Personal information
- Born: February 13, 1980 (age 45) Fresno, California, U.S.
- Listed height: 6 ft 8 in (2.03 m)
- Listed weight: 230 lb (104 kg)

Career information
- High school: Washington Union (Easton, California)
- College: Arkansas (1998–1999); Fresno State (2000–2002);
- NBA draft: 2002: 1st round, 27th overall pick
- Drafted by: Los Angeles Lakers
- Playing career: 2002–2004
- Position: Small forward / shooting guard
- Number: 1, 32, 6

Career history
- 2002–2003: Toronto Raptors
- 2003–2004: Chicago Bulls

Career highlights
- First-team All-WAC (2001);
- Stats at NBA.com
- Stats at Basketball Reference

= Chris Jefferies =

American former professional basketball player

Christopher Allen Jefferies (born February 13, 1980) is an American former professional basketball player. He played for the Toronto Raptors and the Chicago Bulls in the National Basketball Association (NBA). He played college basketball for the Arkansas Razorbacks and Fresno State Bulldogs.

==College career==
Jefferies was named First Team All-Western Athletic Conference, All-Defensive Team and All-Newcomer Team as a sophomore at Fresno State University. Also named WAC Newcomer of the Year by the conference media. Jefferies had transferred from the Arkansas following his freshman year.

==Professional career==
Selected in the first round (27th overall pick) of the 2002 NBA draft out of Fresno State by the Los Angeles Lakers, his draft rights were traded along with Lindsey Hunter to the Toronto Raptors for Tracy Murray and the draft rights to Kareem Rush. He was later traded to the Chicago Bulls during the 2003–04 season.

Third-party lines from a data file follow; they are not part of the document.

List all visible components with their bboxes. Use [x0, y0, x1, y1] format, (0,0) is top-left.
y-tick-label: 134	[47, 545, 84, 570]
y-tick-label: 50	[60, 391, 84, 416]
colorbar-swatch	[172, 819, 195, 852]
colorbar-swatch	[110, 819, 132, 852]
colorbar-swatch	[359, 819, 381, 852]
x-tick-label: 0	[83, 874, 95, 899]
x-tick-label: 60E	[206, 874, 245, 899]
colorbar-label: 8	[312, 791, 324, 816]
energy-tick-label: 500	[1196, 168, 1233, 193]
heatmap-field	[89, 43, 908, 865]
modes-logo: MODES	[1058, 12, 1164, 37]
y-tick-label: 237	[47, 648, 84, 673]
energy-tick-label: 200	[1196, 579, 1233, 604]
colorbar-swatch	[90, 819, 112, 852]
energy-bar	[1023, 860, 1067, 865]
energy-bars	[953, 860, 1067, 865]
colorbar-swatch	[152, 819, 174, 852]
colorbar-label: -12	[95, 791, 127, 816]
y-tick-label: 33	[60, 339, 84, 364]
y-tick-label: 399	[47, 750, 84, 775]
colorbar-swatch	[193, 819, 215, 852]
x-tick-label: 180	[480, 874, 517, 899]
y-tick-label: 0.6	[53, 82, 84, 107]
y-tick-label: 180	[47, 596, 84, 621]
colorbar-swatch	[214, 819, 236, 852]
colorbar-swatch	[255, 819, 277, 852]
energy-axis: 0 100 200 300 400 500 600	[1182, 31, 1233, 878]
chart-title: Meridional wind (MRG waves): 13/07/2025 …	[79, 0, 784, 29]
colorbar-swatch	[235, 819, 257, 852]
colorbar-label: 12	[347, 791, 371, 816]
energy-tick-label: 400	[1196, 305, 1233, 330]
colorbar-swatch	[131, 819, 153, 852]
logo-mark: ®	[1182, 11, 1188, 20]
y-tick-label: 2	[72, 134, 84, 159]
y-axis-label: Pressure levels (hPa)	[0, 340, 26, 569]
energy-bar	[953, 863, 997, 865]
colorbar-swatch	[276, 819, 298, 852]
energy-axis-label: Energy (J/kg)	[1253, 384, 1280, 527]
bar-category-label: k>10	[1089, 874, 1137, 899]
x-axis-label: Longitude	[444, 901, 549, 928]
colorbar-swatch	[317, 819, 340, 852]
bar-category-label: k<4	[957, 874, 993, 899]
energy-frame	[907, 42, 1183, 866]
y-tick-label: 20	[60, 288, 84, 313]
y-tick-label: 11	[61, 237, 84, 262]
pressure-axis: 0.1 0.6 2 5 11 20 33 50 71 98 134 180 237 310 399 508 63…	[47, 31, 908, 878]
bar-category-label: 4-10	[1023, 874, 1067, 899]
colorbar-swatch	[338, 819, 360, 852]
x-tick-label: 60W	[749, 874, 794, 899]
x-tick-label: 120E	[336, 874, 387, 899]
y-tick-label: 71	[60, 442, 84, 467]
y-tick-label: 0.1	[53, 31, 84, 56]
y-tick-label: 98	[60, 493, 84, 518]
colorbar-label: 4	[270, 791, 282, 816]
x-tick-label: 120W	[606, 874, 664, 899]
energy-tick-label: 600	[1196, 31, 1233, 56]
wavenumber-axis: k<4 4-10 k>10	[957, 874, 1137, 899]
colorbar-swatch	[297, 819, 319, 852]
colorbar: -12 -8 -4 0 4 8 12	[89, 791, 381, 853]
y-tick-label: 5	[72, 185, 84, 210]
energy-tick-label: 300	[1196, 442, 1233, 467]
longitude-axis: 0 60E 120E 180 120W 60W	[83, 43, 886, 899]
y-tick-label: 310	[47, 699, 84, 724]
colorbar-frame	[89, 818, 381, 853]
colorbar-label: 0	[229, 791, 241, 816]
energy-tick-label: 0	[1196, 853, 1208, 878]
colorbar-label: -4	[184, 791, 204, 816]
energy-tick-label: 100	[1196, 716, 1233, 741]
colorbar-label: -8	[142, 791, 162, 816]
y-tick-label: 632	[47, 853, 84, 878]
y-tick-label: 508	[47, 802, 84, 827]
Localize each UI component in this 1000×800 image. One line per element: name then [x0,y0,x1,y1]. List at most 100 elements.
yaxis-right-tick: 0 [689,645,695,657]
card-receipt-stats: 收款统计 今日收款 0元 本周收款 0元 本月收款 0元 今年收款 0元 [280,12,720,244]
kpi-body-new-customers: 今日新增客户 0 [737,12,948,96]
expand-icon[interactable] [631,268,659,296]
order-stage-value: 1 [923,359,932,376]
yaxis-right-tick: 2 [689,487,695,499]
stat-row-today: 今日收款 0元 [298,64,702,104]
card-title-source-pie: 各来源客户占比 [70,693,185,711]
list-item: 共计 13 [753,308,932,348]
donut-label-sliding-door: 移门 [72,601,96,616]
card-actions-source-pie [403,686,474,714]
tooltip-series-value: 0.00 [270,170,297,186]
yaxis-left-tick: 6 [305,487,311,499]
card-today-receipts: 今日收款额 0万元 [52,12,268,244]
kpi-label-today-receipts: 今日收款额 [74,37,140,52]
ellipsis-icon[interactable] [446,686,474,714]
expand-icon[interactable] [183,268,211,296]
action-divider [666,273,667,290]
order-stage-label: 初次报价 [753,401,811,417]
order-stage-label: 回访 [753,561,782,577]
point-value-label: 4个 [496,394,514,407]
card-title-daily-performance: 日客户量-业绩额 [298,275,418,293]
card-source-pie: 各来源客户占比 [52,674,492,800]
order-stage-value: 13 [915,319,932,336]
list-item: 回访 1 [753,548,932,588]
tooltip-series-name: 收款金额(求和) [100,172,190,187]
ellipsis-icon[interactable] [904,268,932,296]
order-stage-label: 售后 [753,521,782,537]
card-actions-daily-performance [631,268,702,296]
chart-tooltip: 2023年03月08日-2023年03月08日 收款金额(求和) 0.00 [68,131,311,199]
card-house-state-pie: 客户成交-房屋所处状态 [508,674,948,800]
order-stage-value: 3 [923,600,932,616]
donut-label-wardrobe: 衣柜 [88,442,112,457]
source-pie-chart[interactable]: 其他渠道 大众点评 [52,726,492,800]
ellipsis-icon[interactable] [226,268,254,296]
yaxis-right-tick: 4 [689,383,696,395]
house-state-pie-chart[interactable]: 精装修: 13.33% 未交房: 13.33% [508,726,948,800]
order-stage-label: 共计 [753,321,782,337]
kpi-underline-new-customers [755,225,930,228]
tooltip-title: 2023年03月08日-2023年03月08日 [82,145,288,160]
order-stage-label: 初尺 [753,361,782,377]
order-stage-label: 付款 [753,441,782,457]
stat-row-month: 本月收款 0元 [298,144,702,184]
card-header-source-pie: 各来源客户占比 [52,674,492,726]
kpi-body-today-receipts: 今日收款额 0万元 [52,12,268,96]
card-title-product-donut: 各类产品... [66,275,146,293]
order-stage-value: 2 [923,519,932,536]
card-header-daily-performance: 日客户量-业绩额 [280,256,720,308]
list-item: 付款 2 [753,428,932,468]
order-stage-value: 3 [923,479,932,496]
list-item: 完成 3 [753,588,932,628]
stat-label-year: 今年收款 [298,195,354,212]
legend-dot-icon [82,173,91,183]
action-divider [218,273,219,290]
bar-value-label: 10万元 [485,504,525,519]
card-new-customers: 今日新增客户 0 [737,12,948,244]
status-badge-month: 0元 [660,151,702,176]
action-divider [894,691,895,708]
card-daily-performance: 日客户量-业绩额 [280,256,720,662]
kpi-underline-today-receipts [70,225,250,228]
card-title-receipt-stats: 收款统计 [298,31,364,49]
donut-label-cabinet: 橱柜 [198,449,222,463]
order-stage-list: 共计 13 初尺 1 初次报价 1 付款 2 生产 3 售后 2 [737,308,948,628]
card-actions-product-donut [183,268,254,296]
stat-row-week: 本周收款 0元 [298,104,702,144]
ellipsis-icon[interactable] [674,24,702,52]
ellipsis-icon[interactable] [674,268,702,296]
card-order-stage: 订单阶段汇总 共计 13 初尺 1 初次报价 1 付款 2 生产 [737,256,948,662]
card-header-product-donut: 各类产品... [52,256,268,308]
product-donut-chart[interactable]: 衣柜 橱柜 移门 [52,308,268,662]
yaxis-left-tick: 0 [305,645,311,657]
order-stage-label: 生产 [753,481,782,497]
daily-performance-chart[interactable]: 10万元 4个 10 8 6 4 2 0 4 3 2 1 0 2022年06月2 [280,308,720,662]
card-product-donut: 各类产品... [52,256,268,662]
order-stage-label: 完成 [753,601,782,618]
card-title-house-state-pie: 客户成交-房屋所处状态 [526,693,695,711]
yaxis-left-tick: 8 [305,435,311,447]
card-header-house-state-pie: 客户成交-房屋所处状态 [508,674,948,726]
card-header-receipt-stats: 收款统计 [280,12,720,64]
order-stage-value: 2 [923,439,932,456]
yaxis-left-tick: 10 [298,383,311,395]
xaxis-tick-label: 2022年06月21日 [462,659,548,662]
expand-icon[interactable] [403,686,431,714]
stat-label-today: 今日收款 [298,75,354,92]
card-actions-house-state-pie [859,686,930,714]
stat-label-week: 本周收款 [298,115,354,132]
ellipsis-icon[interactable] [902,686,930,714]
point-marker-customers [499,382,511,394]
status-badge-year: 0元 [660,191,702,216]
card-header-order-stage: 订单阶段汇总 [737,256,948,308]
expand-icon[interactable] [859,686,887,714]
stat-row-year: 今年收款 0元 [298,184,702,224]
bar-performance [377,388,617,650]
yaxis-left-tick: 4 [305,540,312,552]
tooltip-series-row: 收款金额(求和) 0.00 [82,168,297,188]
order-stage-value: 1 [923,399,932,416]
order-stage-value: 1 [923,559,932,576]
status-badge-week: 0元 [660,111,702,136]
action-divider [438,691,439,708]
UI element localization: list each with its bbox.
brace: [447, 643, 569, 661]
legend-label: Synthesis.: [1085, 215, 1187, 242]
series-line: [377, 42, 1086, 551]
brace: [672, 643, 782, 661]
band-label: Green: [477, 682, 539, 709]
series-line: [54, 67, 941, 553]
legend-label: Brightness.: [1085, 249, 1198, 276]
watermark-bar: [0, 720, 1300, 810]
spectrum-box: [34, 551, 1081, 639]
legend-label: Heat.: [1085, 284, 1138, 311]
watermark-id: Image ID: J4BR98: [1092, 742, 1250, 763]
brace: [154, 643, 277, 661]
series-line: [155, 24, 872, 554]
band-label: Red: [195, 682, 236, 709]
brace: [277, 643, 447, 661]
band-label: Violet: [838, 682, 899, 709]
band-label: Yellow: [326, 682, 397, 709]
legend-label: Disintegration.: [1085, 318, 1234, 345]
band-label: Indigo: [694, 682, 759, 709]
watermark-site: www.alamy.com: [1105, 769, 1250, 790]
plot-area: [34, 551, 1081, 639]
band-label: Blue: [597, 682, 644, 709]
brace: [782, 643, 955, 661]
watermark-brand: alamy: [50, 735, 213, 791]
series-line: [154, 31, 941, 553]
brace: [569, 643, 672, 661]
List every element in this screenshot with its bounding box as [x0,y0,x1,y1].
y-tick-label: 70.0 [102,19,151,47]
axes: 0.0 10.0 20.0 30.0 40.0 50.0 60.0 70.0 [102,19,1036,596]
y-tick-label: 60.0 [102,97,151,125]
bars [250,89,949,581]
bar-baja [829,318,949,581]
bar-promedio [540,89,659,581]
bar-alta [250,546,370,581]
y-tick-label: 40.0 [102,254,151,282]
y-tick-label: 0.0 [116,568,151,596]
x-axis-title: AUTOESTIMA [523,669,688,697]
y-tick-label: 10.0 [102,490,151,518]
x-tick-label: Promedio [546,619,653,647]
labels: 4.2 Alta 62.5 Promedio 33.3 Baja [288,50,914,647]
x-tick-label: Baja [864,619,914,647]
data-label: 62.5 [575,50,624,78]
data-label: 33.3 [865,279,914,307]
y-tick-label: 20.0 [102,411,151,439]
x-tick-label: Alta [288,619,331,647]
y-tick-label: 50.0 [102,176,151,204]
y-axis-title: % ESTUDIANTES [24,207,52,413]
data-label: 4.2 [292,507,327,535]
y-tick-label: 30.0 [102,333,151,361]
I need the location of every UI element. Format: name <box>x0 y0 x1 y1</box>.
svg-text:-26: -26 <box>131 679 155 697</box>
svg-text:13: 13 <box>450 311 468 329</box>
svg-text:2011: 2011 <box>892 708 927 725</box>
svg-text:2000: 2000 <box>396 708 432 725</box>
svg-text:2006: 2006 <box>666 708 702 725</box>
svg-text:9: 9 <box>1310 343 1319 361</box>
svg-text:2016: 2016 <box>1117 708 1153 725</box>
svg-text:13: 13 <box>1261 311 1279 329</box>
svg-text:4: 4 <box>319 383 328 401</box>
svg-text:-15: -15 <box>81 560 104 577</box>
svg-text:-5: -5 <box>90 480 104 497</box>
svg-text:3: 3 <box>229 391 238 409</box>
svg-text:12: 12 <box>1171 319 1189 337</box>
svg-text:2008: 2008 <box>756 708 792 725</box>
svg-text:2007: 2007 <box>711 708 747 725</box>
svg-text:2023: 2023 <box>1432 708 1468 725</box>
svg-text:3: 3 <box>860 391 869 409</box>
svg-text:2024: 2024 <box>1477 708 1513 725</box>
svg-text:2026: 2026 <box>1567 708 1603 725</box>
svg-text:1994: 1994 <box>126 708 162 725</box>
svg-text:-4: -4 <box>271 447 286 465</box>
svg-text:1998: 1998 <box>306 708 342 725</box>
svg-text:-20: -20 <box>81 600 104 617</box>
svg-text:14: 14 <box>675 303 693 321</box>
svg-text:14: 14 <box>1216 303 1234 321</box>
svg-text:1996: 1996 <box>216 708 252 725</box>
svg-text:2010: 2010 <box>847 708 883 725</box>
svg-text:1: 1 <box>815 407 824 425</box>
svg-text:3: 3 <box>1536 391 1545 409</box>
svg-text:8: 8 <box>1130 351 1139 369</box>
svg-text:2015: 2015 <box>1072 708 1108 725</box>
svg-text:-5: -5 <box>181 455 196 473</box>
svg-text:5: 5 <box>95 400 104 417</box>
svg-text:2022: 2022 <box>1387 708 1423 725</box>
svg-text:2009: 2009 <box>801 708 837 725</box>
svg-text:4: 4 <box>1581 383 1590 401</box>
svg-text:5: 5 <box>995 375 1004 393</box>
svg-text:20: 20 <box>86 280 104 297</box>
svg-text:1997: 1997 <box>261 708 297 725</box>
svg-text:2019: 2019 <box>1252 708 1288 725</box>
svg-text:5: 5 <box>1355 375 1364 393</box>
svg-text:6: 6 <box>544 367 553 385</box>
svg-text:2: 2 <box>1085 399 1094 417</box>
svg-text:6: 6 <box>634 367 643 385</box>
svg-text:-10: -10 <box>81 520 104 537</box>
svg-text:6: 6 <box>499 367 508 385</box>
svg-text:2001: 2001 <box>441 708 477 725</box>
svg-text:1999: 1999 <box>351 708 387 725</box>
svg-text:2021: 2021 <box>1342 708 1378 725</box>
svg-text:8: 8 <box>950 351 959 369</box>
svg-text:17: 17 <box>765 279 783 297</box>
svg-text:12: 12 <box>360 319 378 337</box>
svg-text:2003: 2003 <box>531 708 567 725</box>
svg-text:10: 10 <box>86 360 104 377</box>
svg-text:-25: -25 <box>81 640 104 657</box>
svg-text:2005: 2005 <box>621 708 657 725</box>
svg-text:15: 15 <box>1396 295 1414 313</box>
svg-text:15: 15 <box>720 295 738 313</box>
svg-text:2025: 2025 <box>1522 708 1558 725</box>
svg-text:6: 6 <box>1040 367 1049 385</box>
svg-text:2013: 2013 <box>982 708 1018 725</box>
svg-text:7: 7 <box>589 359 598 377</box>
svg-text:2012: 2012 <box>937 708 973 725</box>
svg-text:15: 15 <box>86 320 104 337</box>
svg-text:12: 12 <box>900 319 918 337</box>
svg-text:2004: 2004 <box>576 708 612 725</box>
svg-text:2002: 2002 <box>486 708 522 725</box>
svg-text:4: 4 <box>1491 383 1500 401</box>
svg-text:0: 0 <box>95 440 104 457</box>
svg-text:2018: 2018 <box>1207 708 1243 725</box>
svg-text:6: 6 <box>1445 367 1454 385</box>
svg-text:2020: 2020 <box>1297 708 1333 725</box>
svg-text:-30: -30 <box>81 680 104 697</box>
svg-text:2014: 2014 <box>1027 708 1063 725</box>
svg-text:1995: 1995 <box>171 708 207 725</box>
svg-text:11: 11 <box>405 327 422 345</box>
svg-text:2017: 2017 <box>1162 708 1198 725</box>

Jefferies' final NBA game was played on April 14, 2004, in a 96–101 loss to the Indiana Pacers where he recorded 2 points and 5 fouls as the Bulls' starting Small Forward. In his short NBA career, Jefferies registered 72 games played, 12 game starts, and averaged 3.9 points and 1.2 rebounds per game. He is also the half-brother to Nate Jefferies, Immanuel High School basketball star.